Procurada pela piauí para esclarecer os motivos de ter ocultado a manutenção da relação financeira com o banqueiro durante quase todo o ano de 2025, a assessoria de imprensa de Flávio Bolsonaro esquivou-se de prestar esclarecimentos, afirmando que os questionamentos sobre pagamentos deveriam ser direcionados à produtora do filme. Mesmo confrontada com o fato de que a descoberta da nova parcela comprovava uma inveracidade dita publicamente pelo pré-candidato, a equipe do parlamentar manteve a posição de que ele não tinha explicações a dar.
A Polícia Federal investiga a engenharia financeira utilizada no trânsito dos recursos. As investigações apuraram que os valores não saíam diretamente das empresas de Vorcaro e tampouco eram depositados na conta da produtora Go Up Entertainment LLC nos Estados Unidos, o que representaria o fluxo convencional. As remessas eram efetuadas por meio do doleiro Antonio Freixo Junior, conhecido pelo apelido de “Mineiro” e proprietário da empresa Entre Investimentos e Participações, profissional que já se declarou publicamente especialista em operações de câmbio de saída. O destinatário final das transferências era o fundo Havengate, sediado no Texas e administrado por Paulo Calixto, advogado especializado em imigração sem histórico de atuação no setor cinematográfico e ligado ao deputado federal Eduardo Bolsonaro (PL-SP).

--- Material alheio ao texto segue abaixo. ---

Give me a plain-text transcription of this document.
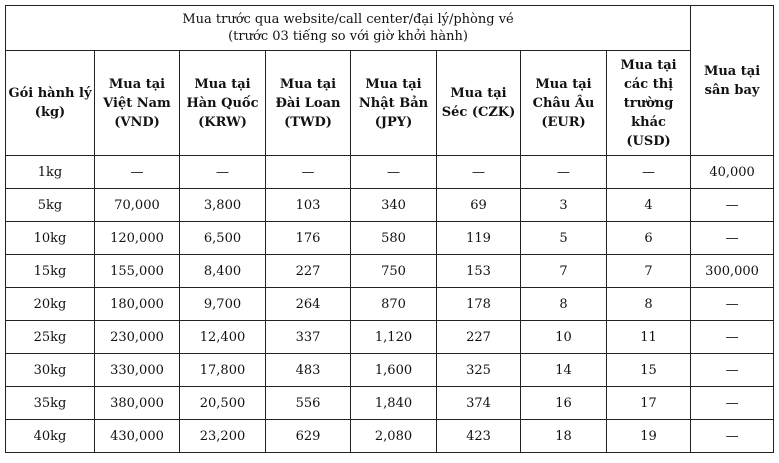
Mua trước qua website/call center/đại lý/phòng vé
(trước 03 tiếng so với giờ khởi hành)								Mua tại sân bay
Gói hành lý (kg)	Mua tại Việt Nam (VND)	Mua tại Hàn Quốc (KRW)	Mua tại Đài Loan (TWD)	Mua tại Nhật Bản (JPY)	Mua tại Séc (CZK)	Mua tại Châu Âu (EUR)	Mua tại các thị trường khác (USD)	
1kg	—	—	—	—	—	—	—	40,000
5kg	70,000	3,800	103	340	69	3	4	—
10kg	120,000	6,500	176	580	119	5	6	—
15kg	155,000	8,400	227	750	153	7	7	300,000
20kg	180,000	9,700	264	870	178	8	8	—
25kg	230,000	12,400	337	1,120	227	10	11	—
30kg	330,000	17,800	483	1,600	325	14	15	—
35kg	380,000	20,500	556	1,840	374	16	17	—
40kg	430,000	23,200	629	2,080	423	18	19	—
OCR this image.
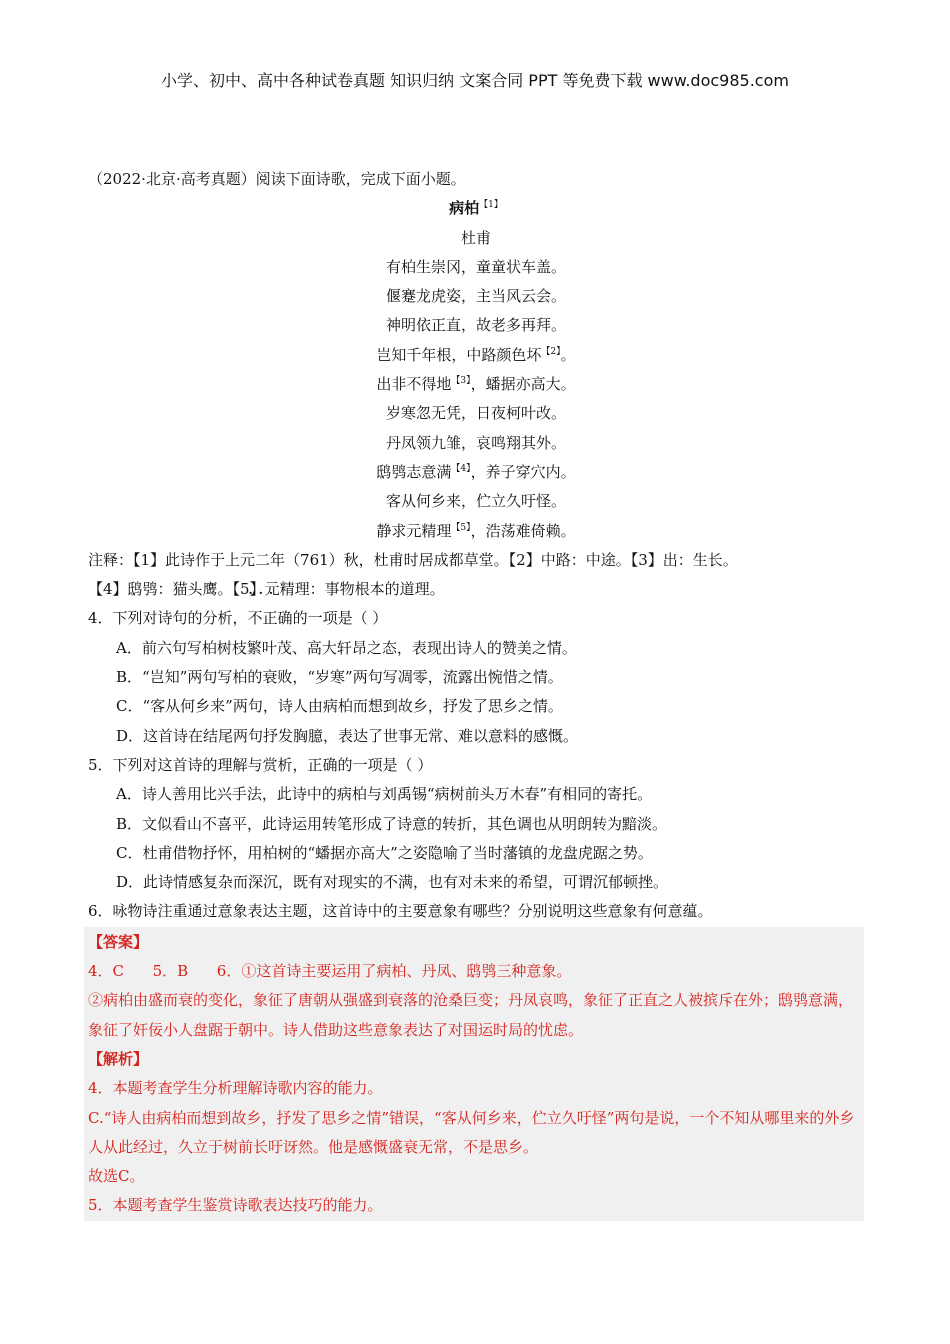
小学、初中、高中各种试卷真题 知识归纳 文案合同 PPT 等免费下载 www.doc985.com
（2022·北京·高考真题）阅读下面诗歌，完成下面小题。
病柏$^{【1】}$
杜甫
有柏生崇冈，童童状车盖。
偃蹇龙虎姿，主当风云会。
神明依正直，故老多再拜。
岂知千年根，中路颜色坏$^{【2】}$。
出非不得地$^{【3】}$，蟠据亦高大。
岁寒忽无凭，日夜柯叶改。
丹凤领九雏，哀鸣翔其外。
鸱鸮志意满$^{【4】}$，养子穿穴内。
客从何乡来，伫立久吁怪。
静求元精理$^{【5】}$，浩荡难倚赖。
注释：【1】此诗作于上元二年（761）秋，杜甫时居成都草堂。【2】中路：中途。【3】出：生长。
【4】鸱鸮：猫头鹰。【5】元精理：事物根本的道理。
4．下列对诗句的分析，· · · 不正确的一项是（ ）
A．前六句写柏树枝繁叶茂、高大轩昂之态，表现出诗人的赞美之情。
B．“岂知”两句写柏的衰败，“岁寒”两句写凋零，流露出惋惜之情。
C．“客从何乡来”两句，诗人由病柏而想到故乡，抒发了思乡之情。
D．这首诗在结尾两句抒发胸臆，表达了世事无常、难以意料的感慨。
5．下列对这首诗的理解与赏析，正确的一项是（ ）
A．诗人善用比兴手法，此诗中的病柏与刘禹锡“病树前头万木春”有相同的寄托。
B．文似看山不喜平，此诗运用转笔形成了诗意的转折，其色调也从明朗转为黯淡。
C．杜甫借物抒怀，用柏树的“蟠据亦高大”之姿隐喻了当时藩镇的龙盘虎踞之势。
D．此诗情感复杂而深沉，既有对现实的不满，也有对未来的希望，可谓沉郁顿挫。
6．咏物诗注重通过意象表达主题，这首诗中的主要意象有哪些？分别说明这些意象有何意蕴。
【答案】
4．C      5．B      6．①这首诗主要运用了病柏、丹凤、鸱鸮三种意象。
②病柏由盛而衰的变化，象征了唐朝从强盛到衰落的沧桑巨变；丹凤哀鸣，象征了正直之人被摈斥在外；鸱鸮意满，象征了奸佞小人盘踞于朝中。诗人借助这些意象表达了对国运时局的忧虑。
【解析】
4．本题考查学生分析理解诗歌内容的能力。
C.“诗人由病柏而想到故乡，抒发了思乡之情”错误，“客从何乡来，伫立久吁怪”两句是说，一个不知从哪里来的外乡人从此经过，久立于树前长吁讶然。他是感慨盛衰无常，不是思乡。
故选C。
5．本题考查学生鉴赏诗歌表达技巧的能力。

Como cabe ao fundo Havengate o repasse das verbas para a produtora Go Up, os investigadores buscam identificar se a totalidade do dinheiro foi efetivamente empregada na produção do longa-metragem ou se parcela dos recursos permaneceu retida no fundo ou foi destinada ao custeio da permanência de Eduardo Bolsonaro nos Estados Unidos. O deputado passou a residir no país em fevereiro de 2025, mesmo mês em que Vorcaro realizou a primeira transferência de 2 milhões de dólares para o Havengate. Em declarações anteriores prestadas à rádio CBN, Eduardo Bolsonaro minimizou sua participação na produção, afirmando ter investido apenas 50 mil dólares de recursos próprios para garantir a contratação do diretor, valor que posteriormente lhe teria sido restituído. Contudo, em documentos oficiais da produção nos Estados Unidos, o deputado é qualificado alternadamente como “produtor executivo” e “financiador”. Questionada sobre a extensão do controle de Eduardo Bolsonaro sobre a conta do fundo, a produtora Go Up não forneceu respostas objetivas. Até o momento, as apurações policiais não encontraram provas materiais de que os valores tenham sido desviados para despesas pessoais do deputado.